This is neat. I wonder whether there is a faster approach using binary decision diagrams or a variant thereof. If the state transition were represented by a binary function, BDDs could allow for counting states without actually enumerating. The question would be, how to actually find all the fixed points of that function.
I'd also think that working backwards from all possible winning states would offer some insight and potential for speed. At the expense of being somewhat more difficult (at first glance anyway) to ascertain validity of the predecessor state.
(Author here.) That would indeed be interesting, thanks --- I don't think it's trivial to generate all of the possible predecessor states, but it seems like it should be possible. One to think about.
Me too. I kind of expected a dystopian article where people in 2048 are so badly educated that the most advanced math they can do is count U.S. states one by one!
Kind of disappointed it's not that, to be honest :)

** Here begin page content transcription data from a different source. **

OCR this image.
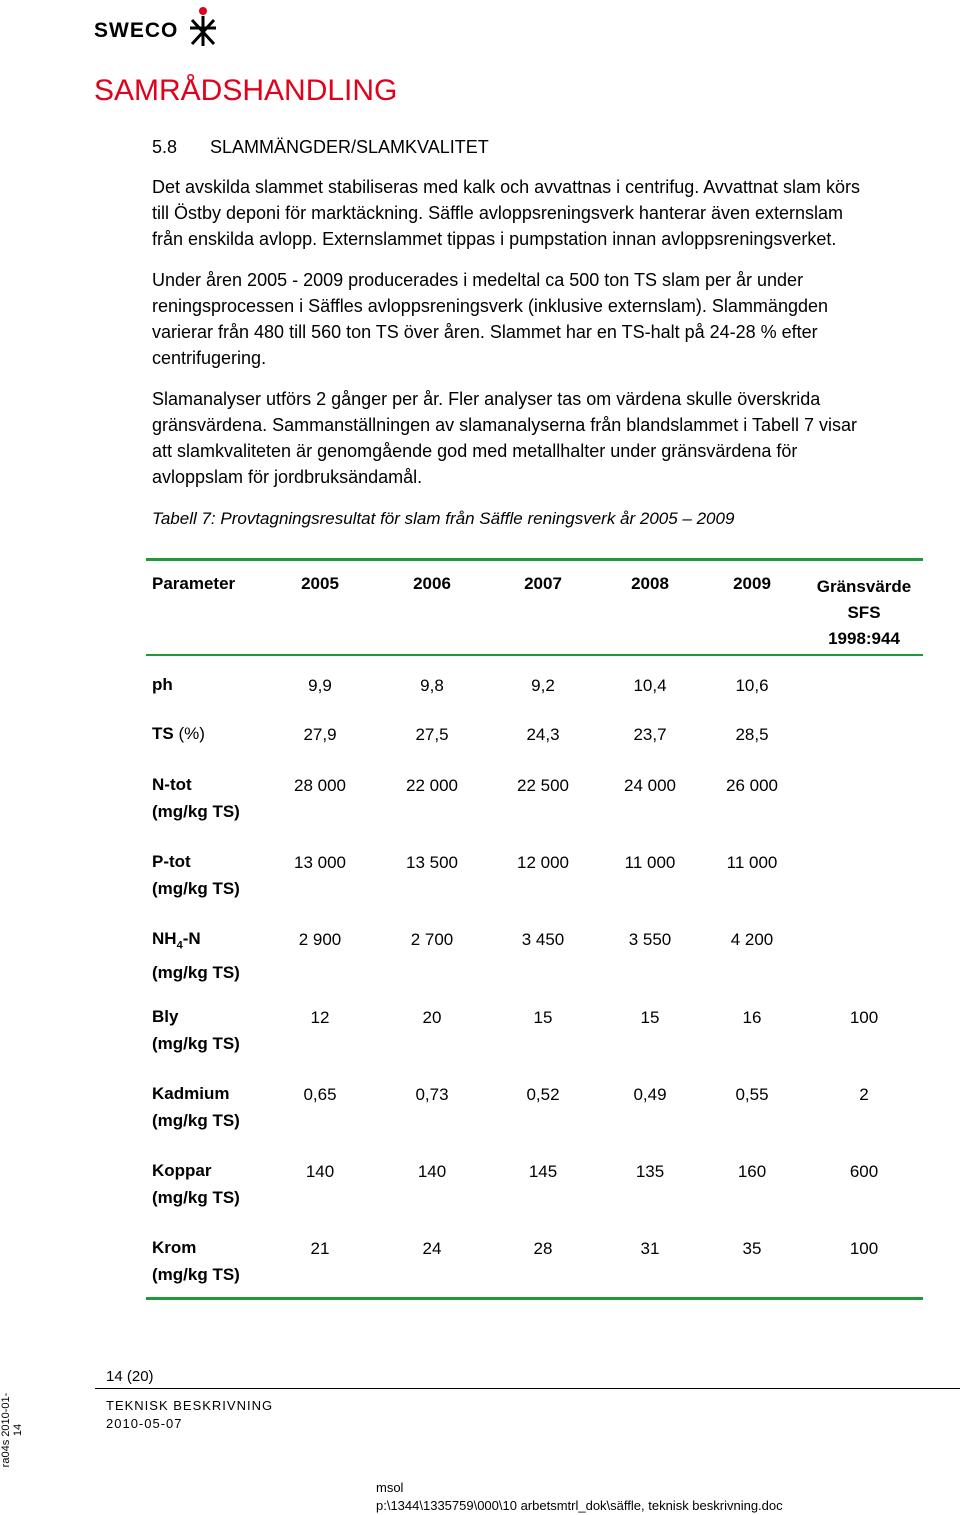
SWECO
SAMRÅDSHANDLING
5.8 SLAMMÄNGDER/SLAMKVALITET
Det avskilda slammet stabiliseras med kalk och avvattnas i centrifug. Avvattnat slam körs
till Östby deponi för marktäckning. Säffle avloppsreningsverk hanterar även externslam
från enskilda avlopp. Externslammet tippas i pumpstation innan avloppsreningsverket.
Under åren 2005 - 2009 producerades i medeltal ca 500 ton TS slam per år under
reningsprocessen i Säffles avloppsreningsverk (inklusive externslam). Slammängden
varierar från 480 till 560 ton TS över åren. Slammet har en TS-halt på 24-28 % efter
centrifugering.
Slamanalyser utförs 2 gånger per år. Fler analyser tas om värdena skulle överskrida
gränsvärdena. Sammanställningen av slamanalyserna från blandslammet i Tabell 7 visar
att slamkvaliteten är genomgående god med metallhalter under gränsvärdena för
avloppslam för jordbruksändamål.
Tabell 7: Provtagningsresultat för slam från Säffle reningsverk år 2005 – 2009
Parameter	2005	2006	2007	2008	2009	Gränsvärde
SFS
1998:944
ph	9,9	9,8	9,2	10,4	10,6
TS (%)	27,9	27,5	24,3	23,7	28,5
N-tot
(mg/kg TS)
28 000	22 000	22 500	24 000	26 000
P-tot
(mg/kg TS)
13 000	13 500	12 000	11 000	11 000
$NH_4-N$
(mg/kg TS)
2 900	2 700	3 450	3 550	4 200
Bly
(mg/kg TS)
12	20	15	15	16	100
Kadmium
(mg/kg TS)
0,65	0,73	0,52	0,49	0,55	2
Koppar
(mg/kg TS)
140	140	145	135	160	600
Krom
(mg/kg TS)
21	24	28	31	35	100
14 (20)
TEKNISK BESKRIVNING
2010-05-07
msol
p:\1344\1335759\000\10 arbetsmtrl_dok\säffle, teknisk beskrivning.doc
ra04s 2010-01-14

I was expecting a maths where quantum computation had taken over analytic number theory and theorems could be proved using brute force enumeration.Or something
If you take just one piece of information from this blog:
Quantum computers would not solve hard search problems
instantaneously by simply trying all the possible solutions at once
First, capture, tag, and release a number of US senators. 15 or so should work. Then, reset your traps and capture some more. Count how many of the second capture set were tagged in the first group. This tells you what proportion of the population of Senators you captured the first time, and by dividing the number of senators you tagged by this proportion you can estimate the total population of senators. Divide that number by two to obtain the number of states.
Knowing that a bijection exists between states and stars on the US flag, first obtain a US flag. Observe that the stars in the top left corner fall in a rectangular n x m grid with stars located at every node, and also in the rows and columns in between, forming a smaller (n-1) x (m-1) rectangle, so the number of stars is nm + (n-1)(m-1). Then you can just count n and m - 6 and 5 respectively - and substitute to obtain 30+20=50 stars.